Nah setelah beliau memeriksa LPJ tersebut kata Jenny, beliau juga sudah menandatangani laporan itu dan dirinya sebagai pimpinan adalah yang terakhir menerima laporan tersebut.
Sampai disitu, ia pun merasa laporan dari sejumlah kegiatan itu sudah selesai dan tidak ada masalah lagi. Namun tak lama kemudian, muncullah pemberitaan tersebut.
Jenny pun mengungkapkan bahwa dirinya terkejut dengan adanya pemberitaan kemarin, bahwa telah terjadi penyelewengan dana Otsus yang seharusnya digunakan untuk sejumlah kegiatan tersebut.
“Untuk itu dikesempatan ini, saya merasa keberatan dengan berita yang menyebutkan kami melakukan pemalsuan LPJ kegiatan yang memakai dana Otsus. Karena laporan kegiatan ini telah diperiksa sendiri oleh Sekretaris Distrik Waibhu,” ungkapnya.
Dirinya kembali menjelaskan, sejumlah kegiatan itu terpaksa harus dilaksanakan di Obhe atau rumah (pendopo) adat suku Marweri, karena di Distrik Waibhu tidak (belum) ada fasilitas perhotelan ataupun aula GSG (pertemuan) yang dapat digunakan untuk melakukan kegiatan.
“Jadi, ini hanya kebijakan saya saja sebagai pimpinan untuk melaksanakan kegiatan di Obhe atau rumah adat tersebut, sambil kami melihat apakah ada yang kurang dari Obhe tersebut.
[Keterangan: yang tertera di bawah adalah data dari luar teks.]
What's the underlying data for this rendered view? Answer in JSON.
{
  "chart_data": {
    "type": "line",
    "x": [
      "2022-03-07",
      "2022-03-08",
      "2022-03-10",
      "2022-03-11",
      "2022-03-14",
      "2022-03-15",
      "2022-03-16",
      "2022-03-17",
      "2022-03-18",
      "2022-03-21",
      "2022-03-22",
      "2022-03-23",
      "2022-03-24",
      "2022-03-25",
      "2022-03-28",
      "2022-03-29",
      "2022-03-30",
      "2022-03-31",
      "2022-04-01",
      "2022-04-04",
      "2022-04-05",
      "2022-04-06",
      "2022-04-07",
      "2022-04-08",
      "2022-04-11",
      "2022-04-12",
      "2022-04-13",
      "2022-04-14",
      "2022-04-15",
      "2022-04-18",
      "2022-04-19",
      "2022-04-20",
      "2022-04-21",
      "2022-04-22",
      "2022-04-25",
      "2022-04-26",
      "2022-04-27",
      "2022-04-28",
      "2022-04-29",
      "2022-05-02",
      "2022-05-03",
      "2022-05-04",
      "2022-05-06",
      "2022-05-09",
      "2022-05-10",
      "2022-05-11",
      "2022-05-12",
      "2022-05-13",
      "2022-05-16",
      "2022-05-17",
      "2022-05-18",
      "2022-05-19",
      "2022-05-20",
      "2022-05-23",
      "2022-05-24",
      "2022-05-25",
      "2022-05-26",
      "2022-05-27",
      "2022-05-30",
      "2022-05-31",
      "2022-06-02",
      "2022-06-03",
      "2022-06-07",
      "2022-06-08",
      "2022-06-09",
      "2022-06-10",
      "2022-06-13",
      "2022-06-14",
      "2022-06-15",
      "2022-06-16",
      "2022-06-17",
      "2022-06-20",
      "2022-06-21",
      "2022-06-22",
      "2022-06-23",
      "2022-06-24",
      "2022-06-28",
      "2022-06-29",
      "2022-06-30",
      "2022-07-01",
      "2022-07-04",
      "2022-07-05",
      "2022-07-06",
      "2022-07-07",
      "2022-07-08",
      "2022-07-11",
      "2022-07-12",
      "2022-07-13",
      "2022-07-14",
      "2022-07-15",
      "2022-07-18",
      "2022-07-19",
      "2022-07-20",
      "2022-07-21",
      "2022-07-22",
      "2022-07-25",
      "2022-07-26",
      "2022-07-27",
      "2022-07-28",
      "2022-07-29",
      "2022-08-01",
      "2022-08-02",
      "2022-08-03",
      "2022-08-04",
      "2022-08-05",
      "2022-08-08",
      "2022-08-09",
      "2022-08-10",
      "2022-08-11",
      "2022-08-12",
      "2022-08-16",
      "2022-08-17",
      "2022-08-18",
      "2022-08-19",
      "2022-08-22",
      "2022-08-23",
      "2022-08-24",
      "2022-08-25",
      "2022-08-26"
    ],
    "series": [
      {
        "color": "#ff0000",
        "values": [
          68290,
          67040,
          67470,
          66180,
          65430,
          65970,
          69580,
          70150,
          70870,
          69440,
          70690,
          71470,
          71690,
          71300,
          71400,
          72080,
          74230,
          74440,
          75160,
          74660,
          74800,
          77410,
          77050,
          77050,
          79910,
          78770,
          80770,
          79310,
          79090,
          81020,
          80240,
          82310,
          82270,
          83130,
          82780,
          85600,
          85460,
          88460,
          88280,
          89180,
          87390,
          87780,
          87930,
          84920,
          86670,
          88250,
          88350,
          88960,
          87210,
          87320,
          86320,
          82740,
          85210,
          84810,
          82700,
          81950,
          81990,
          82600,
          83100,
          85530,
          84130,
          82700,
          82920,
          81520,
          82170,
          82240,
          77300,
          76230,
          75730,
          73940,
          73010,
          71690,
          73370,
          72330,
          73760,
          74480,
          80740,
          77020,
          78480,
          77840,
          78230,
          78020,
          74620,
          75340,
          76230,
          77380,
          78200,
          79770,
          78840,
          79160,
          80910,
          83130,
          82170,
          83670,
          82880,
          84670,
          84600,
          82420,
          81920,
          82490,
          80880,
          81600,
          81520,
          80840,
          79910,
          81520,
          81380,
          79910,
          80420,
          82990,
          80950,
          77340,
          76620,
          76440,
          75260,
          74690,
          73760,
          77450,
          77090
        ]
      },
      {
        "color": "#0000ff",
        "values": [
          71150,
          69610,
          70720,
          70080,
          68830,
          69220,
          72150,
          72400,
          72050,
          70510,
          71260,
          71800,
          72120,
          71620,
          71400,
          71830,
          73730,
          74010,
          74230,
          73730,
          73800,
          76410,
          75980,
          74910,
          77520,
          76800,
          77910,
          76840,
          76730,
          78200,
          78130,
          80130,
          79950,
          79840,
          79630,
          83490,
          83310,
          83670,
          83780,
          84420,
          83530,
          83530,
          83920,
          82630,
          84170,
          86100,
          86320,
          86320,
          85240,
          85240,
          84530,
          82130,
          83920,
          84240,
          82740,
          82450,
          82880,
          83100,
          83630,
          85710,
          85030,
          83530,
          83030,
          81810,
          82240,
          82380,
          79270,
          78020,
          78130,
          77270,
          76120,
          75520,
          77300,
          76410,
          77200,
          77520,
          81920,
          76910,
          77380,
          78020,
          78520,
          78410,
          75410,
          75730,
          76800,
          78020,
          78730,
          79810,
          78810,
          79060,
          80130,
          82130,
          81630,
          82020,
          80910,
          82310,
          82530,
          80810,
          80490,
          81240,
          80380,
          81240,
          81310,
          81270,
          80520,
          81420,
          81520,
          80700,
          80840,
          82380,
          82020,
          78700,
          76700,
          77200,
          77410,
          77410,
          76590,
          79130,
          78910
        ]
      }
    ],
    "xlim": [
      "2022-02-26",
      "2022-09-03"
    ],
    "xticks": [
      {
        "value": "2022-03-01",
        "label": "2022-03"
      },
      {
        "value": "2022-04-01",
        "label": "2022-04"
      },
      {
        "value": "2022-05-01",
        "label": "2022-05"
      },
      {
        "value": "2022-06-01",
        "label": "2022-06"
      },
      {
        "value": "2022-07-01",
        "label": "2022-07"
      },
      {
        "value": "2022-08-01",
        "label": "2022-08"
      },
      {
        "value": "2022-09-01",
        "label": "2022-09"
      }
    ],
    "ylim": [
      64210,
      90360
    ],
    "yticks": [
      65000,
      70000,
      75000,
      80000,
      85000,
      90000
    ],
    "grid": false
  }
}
Kalau ada yang kurang, maka kami sebisa mungkin menambahkannya dengan sisa cost (biaya) anggaran yang ada,” akunya.
Dikatakan laporan yang disoroti tersebut adalah mengenai dua laporan sosialisasi yang dilaksanakan di Kampung Doyo Lama dan dua pelatihan yang dilaksanakan di Kampung Dondai.
“Pelatihan yang kami laksanakan di Kampung Dondai itu terkait dengan kegiatan budidaya ikan air tawar yang kami bekerjasama dengan Dinas Kelautan dan Perikanan serta pengolahan Pangan Lokal,” sebutnya.
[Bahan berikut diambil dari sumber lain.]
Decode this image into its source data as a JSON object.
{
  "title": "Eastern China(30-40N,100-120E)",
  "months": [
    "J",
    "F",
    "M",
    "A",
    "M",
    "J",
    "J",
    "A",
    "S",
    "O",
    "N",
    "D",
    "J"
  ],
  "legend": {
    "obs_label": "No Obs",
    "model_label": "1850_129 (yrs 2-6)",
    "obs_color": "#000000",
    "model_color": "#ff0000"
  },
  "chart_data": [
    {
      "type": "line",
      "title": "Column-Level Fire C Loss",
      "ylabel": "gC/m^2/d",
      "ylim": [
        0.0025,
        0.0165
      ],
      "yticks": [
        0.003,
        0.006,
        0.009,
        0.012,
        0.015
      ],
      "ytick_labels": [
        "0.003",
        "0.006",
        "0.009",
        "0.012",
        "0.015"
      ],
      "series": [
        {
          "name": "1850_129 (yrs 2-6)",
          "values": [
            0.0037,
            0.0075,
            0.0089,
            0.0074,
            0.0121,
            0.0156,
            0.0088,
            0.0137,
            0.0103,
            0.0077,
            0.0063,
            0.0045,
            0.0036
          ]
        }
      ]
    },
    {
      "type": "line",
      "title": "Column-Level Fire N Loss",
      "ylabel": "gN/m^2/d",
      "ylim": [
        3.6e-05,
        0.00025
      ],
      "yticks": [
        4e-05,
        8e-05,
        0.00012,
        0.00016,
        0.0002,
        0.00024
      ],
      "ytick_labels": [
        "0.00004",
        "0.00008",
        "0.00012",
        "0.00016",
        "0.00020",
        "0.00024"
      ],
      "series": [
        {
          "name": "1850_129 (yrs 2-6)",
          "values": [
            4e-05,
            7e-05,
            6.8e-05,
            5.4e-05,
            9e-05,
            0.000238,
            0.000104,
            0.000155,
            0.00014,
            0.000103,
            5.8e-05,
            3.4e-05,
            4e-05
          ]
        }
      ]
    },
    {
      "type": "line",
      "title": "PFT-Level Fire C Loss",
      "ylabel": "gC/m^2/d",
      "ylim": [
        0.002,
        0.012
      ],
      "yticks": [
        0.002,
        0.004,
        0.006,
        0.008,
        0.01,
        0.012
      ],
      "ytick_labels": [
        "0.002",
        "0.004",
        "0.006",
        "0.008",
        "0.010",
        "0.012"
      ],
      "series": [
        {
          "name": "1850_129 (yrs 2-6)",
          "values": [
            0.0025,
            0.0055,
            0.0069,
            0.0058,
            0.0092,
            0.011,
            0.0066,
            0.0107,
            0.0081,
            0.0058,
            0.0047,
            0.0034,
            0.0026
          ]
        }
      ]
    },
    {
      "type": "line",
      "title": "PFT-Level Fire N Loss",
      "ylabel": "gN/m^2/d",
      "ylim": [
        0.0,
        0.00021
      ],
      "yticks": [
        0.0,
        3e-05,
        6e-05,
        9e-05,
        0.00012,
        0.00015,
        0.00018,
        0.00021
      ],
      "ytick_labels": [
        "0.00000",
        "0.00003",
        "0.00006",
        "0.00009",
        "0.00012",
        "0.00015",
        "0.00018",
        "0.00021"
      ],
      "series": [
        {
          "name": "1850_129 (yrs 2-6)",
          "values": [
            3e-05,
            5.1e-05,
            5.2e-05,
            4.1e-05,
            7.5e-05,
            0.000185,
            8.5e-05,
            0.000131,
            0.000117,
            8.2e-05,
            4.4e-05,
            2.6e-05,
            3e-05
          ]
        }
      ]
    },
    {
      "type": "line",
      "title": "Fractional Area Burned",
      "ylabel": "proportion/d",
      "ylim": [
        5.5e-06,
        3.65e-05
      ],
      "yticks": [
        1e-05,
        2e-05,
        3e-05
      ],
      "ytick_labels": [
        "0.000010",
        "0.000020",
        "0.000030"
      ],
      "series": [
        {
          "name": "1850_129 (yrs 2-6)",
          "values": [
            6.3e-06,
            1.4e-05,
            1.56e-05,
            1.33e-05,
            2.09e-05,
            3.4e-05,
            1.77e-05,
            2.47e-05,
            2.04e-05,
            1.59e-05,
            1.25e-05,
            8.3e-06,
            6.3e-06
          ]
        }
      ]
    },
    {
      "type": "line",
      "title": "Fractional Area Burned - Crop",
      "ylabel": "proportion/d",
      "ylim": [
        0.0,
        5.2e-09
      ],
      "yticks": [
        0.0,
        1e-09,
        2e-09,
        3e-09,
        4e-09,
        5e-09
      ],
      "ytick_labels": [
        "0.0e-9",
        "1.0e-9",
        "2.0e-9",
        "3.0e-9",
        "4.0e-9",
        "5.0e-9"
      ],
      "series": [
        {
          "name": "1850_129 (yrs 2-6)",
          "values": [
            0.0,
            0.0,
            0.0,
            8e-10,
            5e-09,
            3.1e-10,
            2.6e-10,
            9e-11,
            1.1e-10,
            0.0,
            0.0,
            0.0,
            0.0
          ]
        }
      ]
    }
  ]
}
Soal anggaran senilai Rp 25 juta lebih itu, ditegaskannya bahwa anggaran itu tidak untuk diberikan kepada Kepala Kampung Dondai.
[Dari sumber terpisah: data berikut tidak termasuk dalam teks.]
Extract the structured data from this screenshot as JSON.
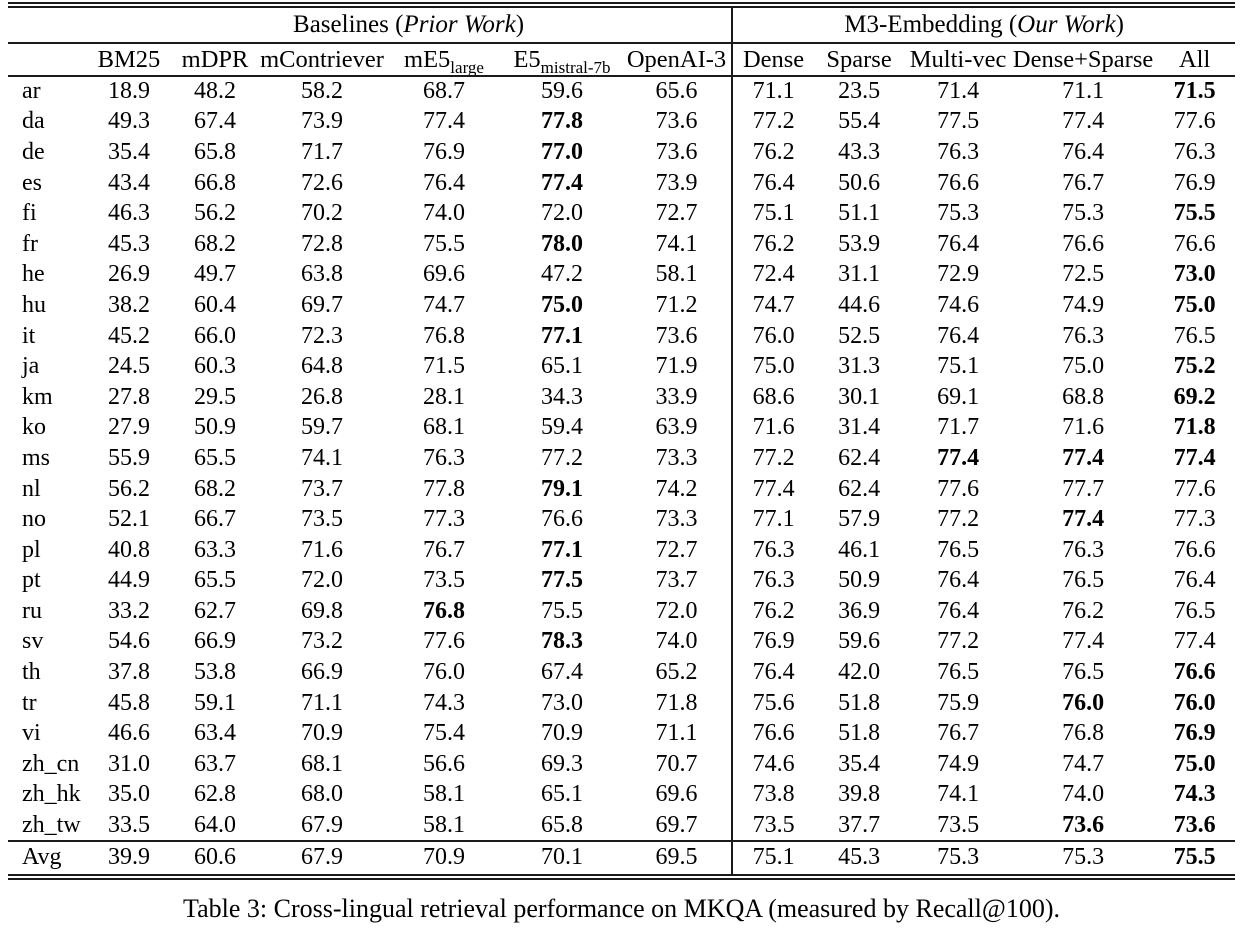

“Jadi sebenarnya disini ada salah persepsi karena dana itu diperuntukan untuk menggelar kegiatan. Jadi sudah ada pos-posnya dan ada yang digunakan untuk persiapan, juga ada yang untuk membayar pemateri, terus makan-minum dan lain sebagainya,” cetusnya.
“Jadi, itu kami gunakan untuk kegiatan tersebut. Tidak semuanya kami berikan ke kepala kampung. Jadi, seperti itu alurnya,” tutup Jenny Deda.